I go to jail six times on my first day. After that I lose count.

Other people – Terry, Wyatt, Geoff, Henderson, and not Ram, but each of his colleagues – end up joining us as guests from time to time. I’m the boot. Quintrell is the racing car. Quintrell is moderately competitive. The Indians are all keen to amass huge fortunes, Terry too. Wyatt is too snobby to play for long. Geoff is too busy nursing his Glock to pay much attention and ends up giving money away and playing badly. Allan takes the game seriously. He’s sporting one of those close-trimmed beards that circles his mouth only, and he rubs his chin as he worries whether it would be prudent to invest in a third house on Regent Street.

I try quite hard, I really do, but somehow always mismanage things and am always teetering on the edge of bankruptcy. Terry, who does well, gives me those orange and pink £100 and £500 notes to tide me over. He enjoys the munificence.

When I get bored, I pace around, up and down, side to side.

My arms get better, but my neck still aches.

And when I’m not being a beautiful lady expert, or playing Monopoly, or pacing around, or eating sandwiches or soup with the others in the main room upstairs, I lie on the bed in my room, reading my speech therapy books. When Henderson asks me how I’m getting on, I make him put his fingers on his larynx and tell him about phonation. I say ‘bilabial plosive’, and it almost sounds as if I know what I’m talking about.
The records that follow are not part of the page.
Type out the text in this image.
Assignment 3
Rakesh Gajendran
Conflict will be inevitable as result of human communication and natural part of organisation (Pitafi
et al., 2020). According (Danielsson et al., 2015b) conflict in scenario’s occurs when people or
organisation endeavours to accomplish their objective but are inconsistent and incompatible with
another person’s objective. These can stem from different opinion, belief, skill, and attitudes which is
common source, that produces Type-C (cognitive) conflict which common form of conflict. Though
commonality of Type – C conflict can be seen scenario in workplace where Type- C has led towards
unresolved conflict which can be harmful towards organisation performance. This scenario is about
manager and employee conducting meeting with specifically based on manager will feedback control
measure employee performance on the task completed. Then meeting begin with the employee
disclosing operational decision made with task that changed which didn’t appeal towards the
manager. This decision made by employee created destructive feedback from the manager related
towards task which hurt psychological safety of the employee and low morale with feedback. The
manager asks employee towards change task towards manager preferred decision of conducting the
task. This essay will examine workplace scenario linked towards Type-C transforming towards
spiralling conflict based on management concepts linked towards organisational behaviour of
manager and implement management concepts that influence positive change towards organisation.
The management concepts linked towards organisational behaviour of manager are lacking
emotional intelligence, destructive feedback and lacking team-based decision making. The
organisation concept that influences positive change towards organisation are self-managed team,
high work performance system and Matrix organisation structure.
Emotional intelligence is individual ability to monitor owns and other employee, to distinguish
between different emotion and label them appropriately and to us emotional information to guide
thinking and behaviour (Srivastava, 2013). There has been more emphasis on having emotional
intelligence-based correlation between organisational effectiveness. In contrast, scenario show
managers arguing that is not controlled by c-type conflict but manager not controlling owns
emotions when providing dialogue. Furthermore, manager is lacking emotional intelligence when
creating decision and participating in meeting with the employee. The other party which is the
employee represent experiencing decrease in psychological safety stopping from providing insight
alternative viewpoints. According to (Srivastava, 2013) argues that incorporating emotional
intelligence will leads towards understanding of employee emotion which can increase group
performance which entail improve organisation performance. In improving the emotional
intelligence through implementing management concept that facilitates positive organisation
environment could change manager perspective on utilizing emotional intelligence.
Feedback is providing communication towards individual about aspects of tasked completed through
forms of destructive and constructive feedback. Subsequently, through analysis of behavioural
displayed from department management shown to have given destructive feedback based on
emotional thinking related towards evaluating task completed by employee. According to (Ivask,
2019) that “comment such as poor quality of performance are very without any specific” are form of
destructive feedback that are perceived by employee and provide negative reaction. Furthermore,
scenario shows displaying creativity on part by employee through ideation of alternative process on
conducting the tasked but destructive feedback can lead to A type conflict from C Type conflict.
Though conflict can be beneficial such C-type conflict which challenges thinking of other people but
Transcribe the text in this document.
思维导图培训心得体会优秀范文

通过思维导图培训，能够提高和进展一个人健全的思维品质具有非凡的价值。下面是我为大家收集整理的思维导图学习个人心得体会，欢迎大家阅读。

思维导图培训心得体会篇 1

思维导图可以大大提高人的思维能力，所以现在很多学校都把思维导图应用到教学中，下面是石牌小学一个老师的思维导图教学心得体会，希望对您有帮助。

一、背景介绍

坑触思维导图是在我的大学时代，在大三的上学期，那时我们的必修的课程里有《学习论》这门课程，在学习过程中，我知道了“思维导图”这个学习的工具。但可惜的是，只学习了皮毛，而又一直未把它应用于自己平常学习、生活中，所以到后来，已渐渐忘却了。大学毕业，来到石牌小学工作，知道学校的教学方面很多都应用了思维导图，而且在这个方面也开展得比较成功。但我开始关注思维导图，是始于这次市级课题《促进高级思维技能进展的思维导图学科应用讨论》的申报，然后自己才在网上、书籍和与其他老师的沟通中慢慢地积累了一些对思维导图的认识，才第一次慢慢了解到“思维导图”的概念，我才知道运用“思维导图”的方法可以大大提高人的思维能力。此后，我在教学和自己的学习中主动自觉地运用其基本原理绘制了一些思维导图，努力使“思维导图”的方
After lunch on day five, a Sunday, Ram calls our group together and goes through a one hundred and twenty point checklist of items. I realize, to my surprise, that we’ve covered them all. There are still further matters – issues of technical design, nothing to do with Quintrell or myself – to be covered, but they don’t need an accountant or a payroll clerk. Terry, discussing the matter with Ram, says to Henderson, ‘No, Vic, we don’t need them any more. I think we’re done.’